In September, 2018, I started a post titled “What We Get Wrong About Honesty” this way:
That it’s mostly telling the truth to others. But being honest with one’s self is a more essential starting point, and because we lack any semblance of objectivity, far more difficult.
None of us are ever completely honest with ourselves.
Especially as a writer, I want to be more honest with myself, and by extension, my readers. I suspect that starts with more honest internal dialogues.
My older sissy said something seemingly innocuous to me awhile back, that I can’t stop replaying in my head. I was telling her I want to really improve my freestyle swimming, but it’s hard given the years of imperfect muscle memory. I explained that I had checked a book out of the library that broke the freestyle stroke down and had watched lots of youtube vids.

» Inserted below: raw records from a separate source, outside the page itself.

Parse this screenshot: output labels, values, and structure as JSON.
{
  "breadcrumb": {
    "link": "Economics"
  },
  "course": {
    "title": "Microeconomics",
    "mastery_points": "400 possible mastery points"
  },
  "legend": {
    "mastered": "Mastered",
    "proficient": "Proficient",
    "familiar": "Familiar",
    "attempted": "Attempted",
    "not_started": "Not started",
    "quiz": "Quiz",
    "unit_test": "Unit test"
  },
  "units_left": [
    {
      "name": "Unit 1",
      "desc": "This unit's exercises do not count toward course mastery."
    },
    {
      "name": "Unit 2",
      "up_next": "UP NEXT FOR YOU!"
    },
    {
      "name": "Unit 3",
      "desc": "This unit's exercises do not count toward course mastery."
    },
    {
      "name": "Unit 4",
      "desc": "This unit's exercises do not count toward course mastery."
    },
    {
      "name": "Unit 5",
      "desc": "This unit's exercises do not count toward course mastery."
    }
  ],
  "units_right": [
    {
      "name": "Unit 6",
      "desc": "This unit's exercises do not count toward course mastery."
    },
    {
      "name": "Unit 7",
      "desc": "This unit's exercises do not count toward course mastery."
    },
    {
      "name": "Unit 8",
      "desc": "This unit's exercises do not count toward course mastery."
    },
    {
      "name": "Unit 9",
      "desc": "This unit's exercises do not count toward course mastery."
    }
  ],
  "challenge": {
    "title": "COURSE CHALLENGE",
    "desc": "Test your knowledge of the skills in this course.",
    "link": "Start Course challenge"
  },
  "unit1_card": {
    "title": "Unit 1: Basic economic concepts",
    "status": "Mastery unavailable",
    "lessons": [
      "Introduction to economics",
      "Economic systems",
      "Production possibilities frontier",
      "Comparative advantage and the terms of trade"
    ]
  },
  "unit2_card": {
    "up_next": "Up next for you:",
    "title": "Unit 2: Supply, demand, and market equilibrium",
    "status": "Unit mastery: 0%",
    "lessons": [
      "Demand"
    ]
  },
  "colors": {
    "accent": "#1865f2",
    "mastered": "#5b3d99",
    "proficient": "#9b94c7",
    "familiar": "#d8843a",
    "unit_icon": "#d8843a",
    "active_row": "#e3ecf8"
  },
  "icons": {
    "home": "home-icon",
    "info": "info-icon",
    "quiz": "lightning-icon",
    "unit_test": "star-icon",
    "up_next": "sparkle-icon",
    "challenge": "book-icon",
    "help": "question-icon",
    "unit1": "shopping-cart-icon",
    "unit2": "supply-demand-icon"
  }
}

I thought I had made a convincing case that I wanted to improve, I for sure had convinced myself, but when I came up for air, she offered this brutally matter-of-fact reply, “No, you don’t.”
Staggered by her honesty, I forget what came after that.
As soon as I regained my footing, I realized she was right. My efforts to improve were superficial at best. I hadn’t worked with a coach. I hadn’t used video. I hadn’t committed to the drills that help improve one’s catch.
Despite saying I want to improve, my elbows still drop, I still slap the water, and I don’t rotate nearly enough. My stroke is a mess, but that’s not the point. The point is, with no coach, with no video, with no commitment to drills and going slower to eventually go faster, I should stop lying to myself about wanting to improve. I should just accept that my stroke will always suck.
Of course, my shite freestyle doesn’t matter, at all, but the all important question raised by my sister’s “No, you don’t” is what else am I lying to myself about? Surely, lots of stuff of far more consequence.
I may never have high elbows, but can I learn to be more honest with myself, and by extension, you? I don’t know. But I think I’ll try. Just don’t tell my sister.